THE DISPERSAL OF THE STRAWBERRY HILL CHAIRS
Although Walpole died in 1797, the contents of Strawberry Hill remained intact until 1842 when they were famously sold in an auction ordered by the 7th Earl Waldegrave. This monumental sale lasted 23 days and was well documented at the time in newspapers and periodicals; the catalogue was published in seven editions. The set of eight gothic chairs was offered as four pairs, lots 49-52 and sold thus: lots 49 and 52 were bought by 'Piggott, Richmond', probably a dealer, and lots 50 and 51 were bought by The Earl of Charleville of Charleville Forest, Co. Offaly, a spectacular Gothic house in Ireland. It is almost certain that one of the 'Piggott' pairs was bought by the American collector of Walpoleana, W.S. Lewis (purchased from Major T.B.C. Piggott in 1953): this pair is now in the Lewis Walpole Library in Farmington, Connecticut. Lewis bought a second pair in the same year in Ireland, from Henry Naylor, a dealer. It is therefore likely that this pair was acquired from descendants of the Earl of Charleville and this pair is also now at Farmington. The second pair of Charleville chairs was with the London dealer Christopher Gibbs in 1987, and while the second pair of 'Piggott' chairs is untraced it seems highly likely that one chair from that pair (in beechwood) is that bought by the Victoria & Albert Museum from Simon Redburn in 1979 and which had previously been owned by David Hicks (sold Britwell House, Sotheby's house sale, 20-22 March 1979, lot 11). If this is the case then only one chair remains missing.
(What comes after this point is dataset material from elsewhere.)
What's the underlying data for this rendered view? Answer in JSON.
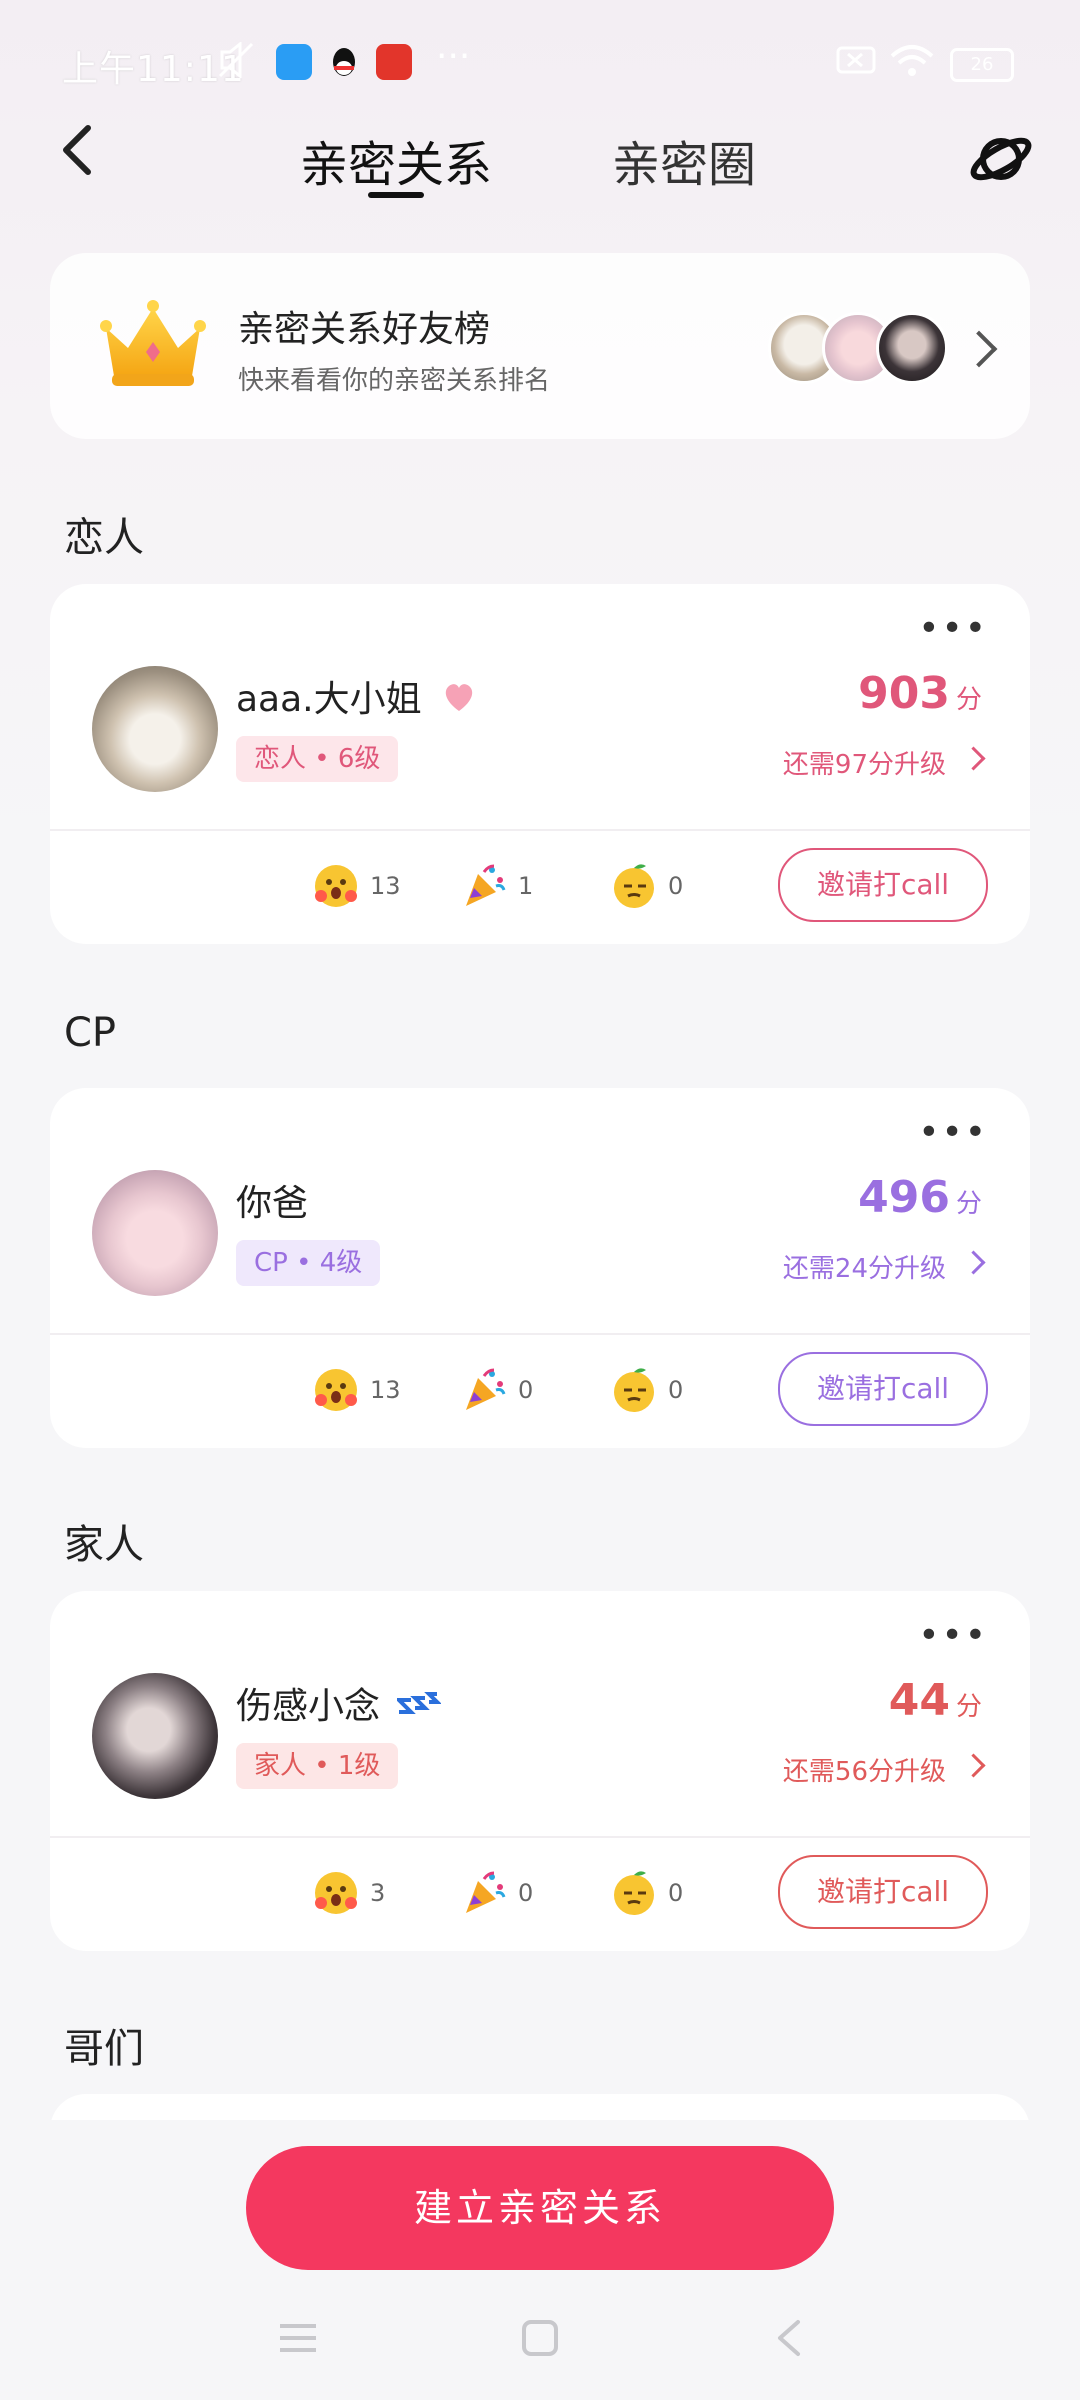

The differences between the Shirburn Castle and Strawberry Hill Gothic chairs:
The Shirburn Castle chairs are distinctive for having less carving on their back uprights and the legs being fully carved only on their front faces, whereas the Strawberry Hill chairs are carved on all sides of the legs and also have fully-realised ring-turning on the splats.
Comparative Literature:
A. Chalcraft and J. Viscardi, Strawberry Hill, London, 2007, pp. 31 and 29 .
The Walpole chair acquired in 1979 by the Victoria & Albert Museum is discussed in C. Wilk (ed.), Western Furniture 1350 to the Present Day, London, 1996, p. 108.
C. Wainwright, The Romantic Interior, 1989, pp. 71-107.